The secret to PANGDEMONIUM!'s production is solid acting and excellent production values. It is hard to say too much about the set: it is simply gorgeous. Detailed, rich and solid (unlike the slightly flimsy set that was deployed in last year's production of Closer), it features a split kitchen / restaurant that transforms over the space of the interval into the restaurant's basement. The platform that seemed merely decorative in the first act in fact rotates, allowing the audience to focus on different characters as the game progresses.
However, it is the acting that holds this oft-times rambunctious play together. It struck me that each actor was cast in precisely the perfect role for him. For the first time in my life, I found myself actually convinced by a character played by Daniel York. I always found it incongruous that a man with such a naturally grim countenance was more often than not cast in the role of a hapless participant in comedic farce. Here, however, it suited his role as an unfeeling and unforgiving professional poker player. I also enjoyed Keagan Kang's slightly Italian-esque and smooth turn as Frankie. The impression given is that of "fit": each actor seems to have discovered a part of their characters in themselves and vice versa. The result is a joy to watch.

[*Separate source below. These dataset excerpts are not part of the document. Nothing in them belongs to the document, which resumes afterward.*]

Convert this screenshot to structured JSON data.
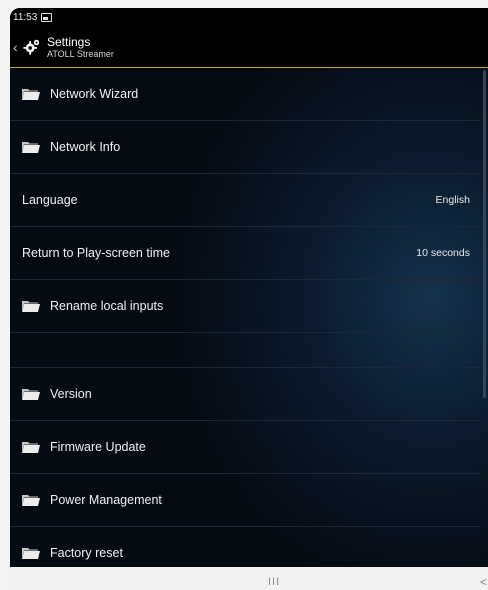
{
  "status": {
    "time": "11:53",
    "image_icon": "image-icon"
  },
  "appbar": {
    "title": "Settings",
    "subtitle": "ATOLL Streamer",
    "back_icon": "chevron-left-icon",
    "app_icon": "gears-icon"
  },
  "colors": {
    "accent": "#c9a227",
    "background": "#0b1b2d"
  },
  "items": [
    {
      "label": "Network Wizard",
      "icon": "folder-icon"
    },
    {
      "label": "Network Info",
      "icon": "folder-icon"
    },
    {
      "label": "Language",
      "value": "English"
    },
    {
      "label": "Return to Play-screen time",
      "value": "10 seconds"
    },
    {
      "label": "Rename local inputs",
      "icon": "folder-icon"
    },
    {
      "label": "Version",
      "icon": "folder-icon"
    },
    {
      "label": "Firmware Update",
      "icon": "folder-icon"
    },
    {
      "label": "Power Management",
      "icon": "folder-icon"
    },
    {
      "label": "Factory reset",
      "icon": "folder-icon"
    }
  ],
  "navbar": {
    "recent_glyph": "III",
    "back_glyph": "<"
  }
}
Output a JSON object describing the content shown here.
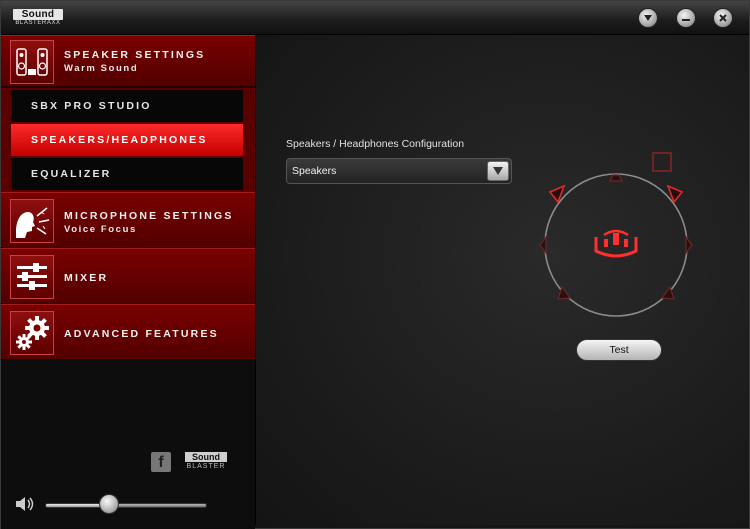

But if we are to mention a particular actor who shines, then there is no doubt that Tear steals the show completely with the assistance of some wonderfully Alan Ackybourne-esque moment of farce (for instance, when the hapless Mugsy is caught running between two arguments taking place on both sides of the split stage and, having been told to get out, takes refuge in the basement insisting that, "This is me, f***ing off!") and other randomly ridiculous pronouncements (his over-the-top repetitive shouts of "D-monds!"). Tear had the audience in stitches and undeniably shone in this cast of talented comedic actors.
Dealer's Choice is a fun play. It is also, I think, a very male play. Certainly, I believe more men saw bits of themselves in each of the characters than did the women in the audience. Personally, I am still not convinced by Marber's plays. Having watched both Dealer's Choice and Closer, I still find that apart from a few comedic scenes and character vignettes, I find difficulty in connecting to his characters and themes. But there is no denying that Dealer's Choice presents an snapshot of humanity that is full of wit, hilarity and bittersweet sympathy for the kind of men who are driven to find their kicks in life staring at cards into the wee hours of the morning. It also does not fail to entertain and perhaps that, in the case of this production, is all that is really needed.